Obama Administration Says “We Can’t Wait” for Privacy Protection
On February 23, 2012 the Obama Administration announced a “’Consumer Privacy Bill of Rights’ as part of a comprehensive blueprint to improve consumers’ privacy protections and ensure that the Internet remains an engine for innovation and economic growth,” according to a White House press release. The purpose of the Privacy Bill of Rights is “to give users more control over how their personal information is used on the Internet and to help businesses maintain consumer trust and grow in the rapidly changing digital environment.” Input on effective privacy policies will be provided by companies, privacy advocates (consumers, presumably…is anyone not a privacy advocate?) and government agencies. Included in this initiative is a “Do Not Track” option, which is supported by most major Internet players, including the increasingly privacy-invading Google. Opting into the Do Not Track feature would prevent online advertisers from sharing consumers’ Internet behavior “for purposes other than advertising, such as employers making hiring decisions or insurers determining coverage.” However, not all websites will provide a Do Not Track option, and consumers will have to be informed that the option exists.
The privacy “blueprint” is outlined in a White House report called Consumer Data in a Networked World: A Framework for Protecting Privacy and Promoting Innovation in the Global Digital Economy.´ Consumers can presumably feel safe to browse the web with freedom, protection from exploitative Internet companies, and control over how their personal data is collected and used. Principles in the Privacy Bill of Rights include transparency, respect for context, security, access and accuracy, focused collection, and accountability.

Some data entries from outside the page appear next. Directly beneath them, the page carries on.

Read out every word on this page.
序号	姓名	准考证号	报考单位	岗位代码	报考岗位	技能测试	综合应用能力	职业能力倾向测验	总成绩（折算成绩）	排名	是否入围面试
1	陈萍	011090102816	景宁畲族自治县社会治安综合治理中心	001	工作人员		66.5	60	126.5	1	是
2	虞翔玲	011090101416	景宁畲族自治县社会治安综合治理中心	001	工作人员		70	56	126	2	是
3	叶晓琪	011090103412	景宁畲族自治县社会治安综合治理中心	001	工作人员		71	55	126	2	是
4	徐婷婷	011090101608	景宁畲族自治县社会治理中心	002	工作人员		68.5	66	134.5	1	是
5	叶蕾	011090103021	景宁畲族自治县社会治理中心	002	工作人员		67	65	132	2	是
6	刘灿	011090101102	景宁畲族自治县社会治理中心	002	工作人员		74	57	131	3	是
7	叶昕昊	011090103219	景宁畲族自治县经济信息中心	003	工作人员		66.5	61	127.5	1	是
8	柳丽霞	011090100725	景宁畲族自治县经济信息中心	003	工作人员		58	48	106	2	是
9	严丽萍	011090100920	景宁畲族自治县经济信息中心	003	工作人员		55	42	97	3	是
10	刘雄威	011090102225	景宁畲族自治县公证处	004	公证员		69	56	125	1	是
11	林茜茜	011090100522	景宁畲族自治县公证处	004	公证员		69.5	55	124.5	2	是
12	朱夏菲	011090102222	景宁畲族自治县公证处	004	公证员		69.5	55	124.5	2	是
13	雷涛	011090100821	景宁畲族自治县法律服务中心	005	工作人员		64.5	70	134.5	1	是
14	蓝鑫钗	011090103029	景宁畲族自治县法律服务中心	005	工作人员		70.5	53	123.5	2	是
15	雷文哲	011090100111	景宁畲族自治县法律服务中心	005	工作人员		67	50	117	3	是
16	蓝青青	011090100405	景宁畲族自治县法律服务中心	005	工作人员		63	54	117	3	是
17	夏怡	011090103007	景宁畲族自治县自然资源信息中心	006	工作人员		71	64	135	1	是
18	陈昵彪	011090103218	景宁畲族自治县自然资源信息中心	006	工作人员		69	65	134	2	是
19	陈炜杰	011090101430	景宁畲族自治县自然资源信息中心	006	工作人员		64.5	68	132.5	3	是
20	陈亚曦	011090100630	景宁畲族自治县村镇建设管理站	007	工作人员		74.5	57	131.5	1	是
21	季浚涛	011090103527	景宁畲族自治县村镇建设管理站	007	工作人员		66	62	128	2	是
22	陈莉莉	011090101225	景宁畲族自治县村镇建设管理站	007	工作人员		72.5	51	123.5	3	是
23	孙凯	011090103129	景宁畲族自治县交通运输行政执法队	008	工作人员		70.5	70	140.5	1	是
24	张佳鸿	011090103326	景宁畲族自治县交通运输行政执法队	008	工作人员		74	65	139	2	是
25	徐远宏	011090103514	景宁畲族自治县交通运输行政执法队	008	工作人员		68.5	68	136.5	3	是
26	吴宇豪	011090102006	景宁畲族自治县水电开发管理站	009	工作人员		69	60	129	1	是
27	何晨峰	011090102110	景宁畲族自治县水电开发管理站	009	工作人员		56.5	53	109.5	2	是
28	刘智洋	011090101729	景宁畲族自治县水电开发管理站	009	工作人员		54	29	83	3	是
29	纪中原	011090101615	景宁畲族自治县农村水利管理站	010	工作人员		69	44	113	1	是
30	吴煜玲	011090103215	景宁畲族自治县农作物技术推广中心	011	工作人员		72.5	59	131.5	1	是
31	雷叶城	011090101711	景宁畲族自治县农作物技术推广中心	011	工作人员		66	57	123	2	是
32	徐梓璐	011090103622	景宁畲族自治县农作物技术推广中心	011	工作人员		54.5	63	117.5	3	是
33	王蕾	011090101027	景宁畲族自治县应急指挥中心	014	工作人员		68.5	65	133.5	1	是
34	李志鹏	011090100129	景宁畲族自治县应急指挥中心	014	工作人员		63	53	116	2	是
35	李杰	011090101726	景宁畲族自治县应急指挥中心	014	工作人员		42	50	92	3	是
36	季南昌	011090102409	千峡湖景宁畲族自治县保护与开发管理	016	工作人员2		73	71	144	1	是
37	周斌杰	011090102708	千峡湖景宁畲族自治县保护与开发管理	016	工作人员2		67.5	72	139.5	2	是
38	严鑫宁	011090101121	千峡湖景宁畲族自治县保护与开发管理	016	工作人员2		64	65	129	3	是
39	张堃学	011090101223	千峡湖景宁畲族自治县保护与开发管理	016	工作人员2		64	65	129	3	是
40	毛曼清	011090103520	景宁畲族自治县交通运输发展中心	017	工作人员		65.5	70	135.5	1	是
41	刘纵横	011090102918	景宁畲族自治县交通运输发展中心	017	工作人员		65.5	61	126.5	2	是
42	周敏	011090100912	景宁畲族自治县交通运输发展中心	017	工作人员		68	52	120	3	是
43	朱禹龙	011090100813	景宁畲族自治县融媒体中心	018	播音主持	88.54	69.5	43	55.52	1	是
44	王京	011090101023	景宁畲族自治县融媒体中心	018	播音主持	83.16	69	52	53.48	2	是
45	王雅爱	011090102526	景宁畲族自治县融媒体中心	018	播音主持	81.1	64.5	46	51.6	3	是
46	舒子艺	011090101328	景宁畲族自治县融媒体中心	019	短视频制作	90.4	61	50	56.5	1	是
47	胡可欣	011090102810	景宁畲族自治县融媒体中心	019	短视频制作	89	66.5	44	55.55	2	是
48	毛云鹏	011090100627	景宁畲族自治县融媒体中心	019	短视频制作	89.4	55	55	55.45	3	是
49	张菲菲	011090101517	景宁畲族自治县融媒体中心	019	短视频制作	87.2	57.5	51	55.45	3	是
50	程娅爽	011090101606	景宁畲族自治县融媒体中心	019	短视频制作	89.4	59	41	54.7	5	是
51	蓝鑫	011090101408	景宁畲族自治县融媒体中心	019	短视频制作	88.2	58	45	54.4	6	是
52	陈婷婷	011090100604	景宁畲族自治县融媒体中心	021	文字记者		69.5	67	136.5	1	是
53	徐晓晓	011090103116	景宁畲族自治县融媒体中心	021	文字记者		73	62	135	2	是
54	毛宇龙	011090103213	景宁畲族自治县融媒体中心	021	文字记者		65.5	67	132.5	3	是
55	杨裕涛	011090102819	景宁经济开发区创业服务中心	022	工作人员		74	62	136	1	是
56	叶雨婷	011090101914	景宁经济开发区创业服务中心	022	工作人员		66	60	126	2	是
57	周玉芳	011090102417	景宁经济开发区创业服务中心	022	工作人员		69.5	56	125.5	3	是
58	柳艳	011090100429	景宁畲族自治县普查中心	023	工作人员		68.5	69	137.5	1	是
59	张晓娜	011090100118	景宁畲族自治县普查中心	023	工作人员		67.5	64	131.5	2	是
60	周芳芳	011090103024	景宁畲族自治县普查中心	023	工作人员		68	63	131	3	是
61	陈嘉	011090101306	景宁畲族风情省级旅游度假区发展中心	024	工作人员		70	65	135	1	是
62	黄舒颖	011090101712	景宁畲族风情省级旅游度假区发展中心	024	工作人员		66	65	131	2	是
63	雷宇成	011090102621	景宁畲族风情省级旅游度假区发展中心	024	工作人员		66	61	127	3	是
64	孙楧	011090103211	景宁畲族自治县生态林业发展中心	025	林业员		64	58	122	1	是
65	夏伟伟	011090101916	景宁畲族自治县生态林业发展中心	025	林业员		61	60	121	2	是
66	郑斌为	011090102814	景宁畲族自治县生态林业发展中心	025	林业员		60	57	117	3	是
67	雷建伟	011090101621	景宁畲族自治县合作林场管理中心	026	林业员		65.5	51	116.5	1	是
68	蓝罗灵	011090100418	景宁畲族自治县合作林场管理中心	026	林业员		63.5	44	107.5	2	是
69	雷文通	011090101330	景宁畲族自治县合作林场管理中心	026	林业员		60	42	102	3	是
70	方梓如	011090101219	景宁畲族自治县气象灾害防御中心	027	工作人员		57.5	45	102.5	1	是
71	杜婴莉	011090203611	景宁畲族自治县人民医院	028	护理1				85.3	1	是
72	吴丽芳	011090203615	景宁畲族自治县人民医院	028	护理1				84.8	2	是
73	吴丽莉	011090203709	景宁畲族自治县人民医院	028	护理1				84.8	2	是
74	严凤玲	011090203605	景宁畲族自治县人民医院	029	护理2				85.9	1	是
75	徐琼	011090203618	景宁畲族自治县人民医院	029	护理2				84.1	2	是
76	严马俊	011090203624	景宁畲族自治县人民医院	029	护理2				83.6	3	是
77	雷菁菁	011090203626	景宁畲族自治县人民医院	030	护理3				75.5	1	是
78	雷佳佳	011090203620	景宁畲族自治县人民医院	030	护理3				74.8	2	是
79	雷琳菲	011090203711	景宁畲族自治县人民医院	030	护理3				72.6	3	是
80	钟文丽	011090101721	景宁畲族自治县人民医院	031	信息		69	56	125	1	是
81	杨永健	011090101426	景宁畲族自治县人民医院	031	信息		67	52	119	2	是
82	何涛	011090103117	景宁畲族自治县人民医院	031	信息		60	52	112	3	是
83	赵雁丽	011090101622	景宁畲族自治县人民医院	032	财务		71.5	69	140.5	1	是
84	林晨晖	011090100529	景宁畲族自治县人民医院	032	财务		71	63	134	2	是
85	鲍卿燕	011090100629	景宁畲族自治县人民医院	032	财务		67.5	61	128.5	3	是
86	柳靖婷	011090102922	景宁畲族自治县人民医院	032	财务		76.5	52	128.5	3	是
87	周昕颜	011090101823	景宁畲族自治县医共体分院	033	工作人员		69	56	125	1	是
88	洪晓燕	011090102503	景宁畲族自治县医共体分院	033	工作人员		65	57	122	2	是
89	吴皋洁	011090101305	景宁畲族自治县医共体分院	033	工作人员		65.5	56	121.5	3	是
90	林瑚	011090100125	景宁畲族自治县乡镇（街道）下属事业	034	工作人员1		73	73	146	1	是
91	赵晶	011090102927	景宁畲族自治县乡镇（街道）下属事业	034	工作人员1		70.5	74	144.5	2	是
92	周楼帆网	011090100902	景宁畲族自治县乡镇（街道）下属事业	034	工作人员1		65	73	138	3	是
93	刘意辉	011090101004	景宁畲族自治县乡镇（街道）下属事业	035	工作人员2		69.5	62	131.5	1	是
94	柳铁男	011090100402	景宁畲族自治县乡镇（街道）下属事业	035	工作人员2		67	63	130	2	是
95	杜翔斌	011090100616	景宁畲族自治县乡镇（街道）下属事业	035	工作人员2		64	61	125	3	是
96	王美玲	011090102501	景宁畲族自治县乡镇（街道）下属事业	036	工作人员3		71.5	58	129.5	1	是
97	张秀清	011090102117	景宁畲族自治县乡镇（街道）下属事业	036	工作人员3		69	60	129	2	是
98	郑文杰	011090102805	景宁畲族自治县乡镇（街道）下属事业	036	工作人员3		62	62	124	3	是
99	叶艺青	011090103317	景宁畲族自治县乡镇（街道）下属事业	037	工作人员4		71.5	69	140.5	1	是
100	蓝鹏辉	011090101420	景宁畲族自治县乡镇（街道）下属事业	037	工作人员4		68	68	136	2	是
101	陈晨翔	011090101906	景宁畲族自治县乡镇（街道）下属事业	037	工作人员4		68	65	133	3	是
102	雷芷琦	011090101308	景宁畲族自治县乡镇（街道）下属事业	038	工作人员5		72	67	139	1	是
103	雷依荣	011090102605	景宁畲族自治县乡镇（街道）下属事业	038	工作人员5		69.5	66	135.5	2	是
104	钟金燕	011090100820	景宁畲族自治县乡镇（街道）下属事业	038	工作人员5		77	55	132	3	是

The White House is taking a multi-stakeholder approach to establishing best practices and codes of conduct for consumer privacy. The multi-stakeholder approach is growing in popularity and presumably less rigid and more inclusive than traditional command-and-control lawmaking. However, DSLReports.com points out that the Privacy Bill of Rights “consists largely of a bunch of initiatives started by industry in the hops of pre-empting real privacy regulations.” It is unpredictable at this point if voluntary best practices and principles will be effective and sufficient to uphold consumer privacy on the web, or if specific laws will need to be adopted in the future. As with most things Internet, the problem with adopting rigid rules is that the Internet outgrows them before they are even implemented. So, in the case of consumer privacy protection, a dynamic set of voluntary guidelines may be better than either extreme—doing nothing or adopting overly restrictive, static rules.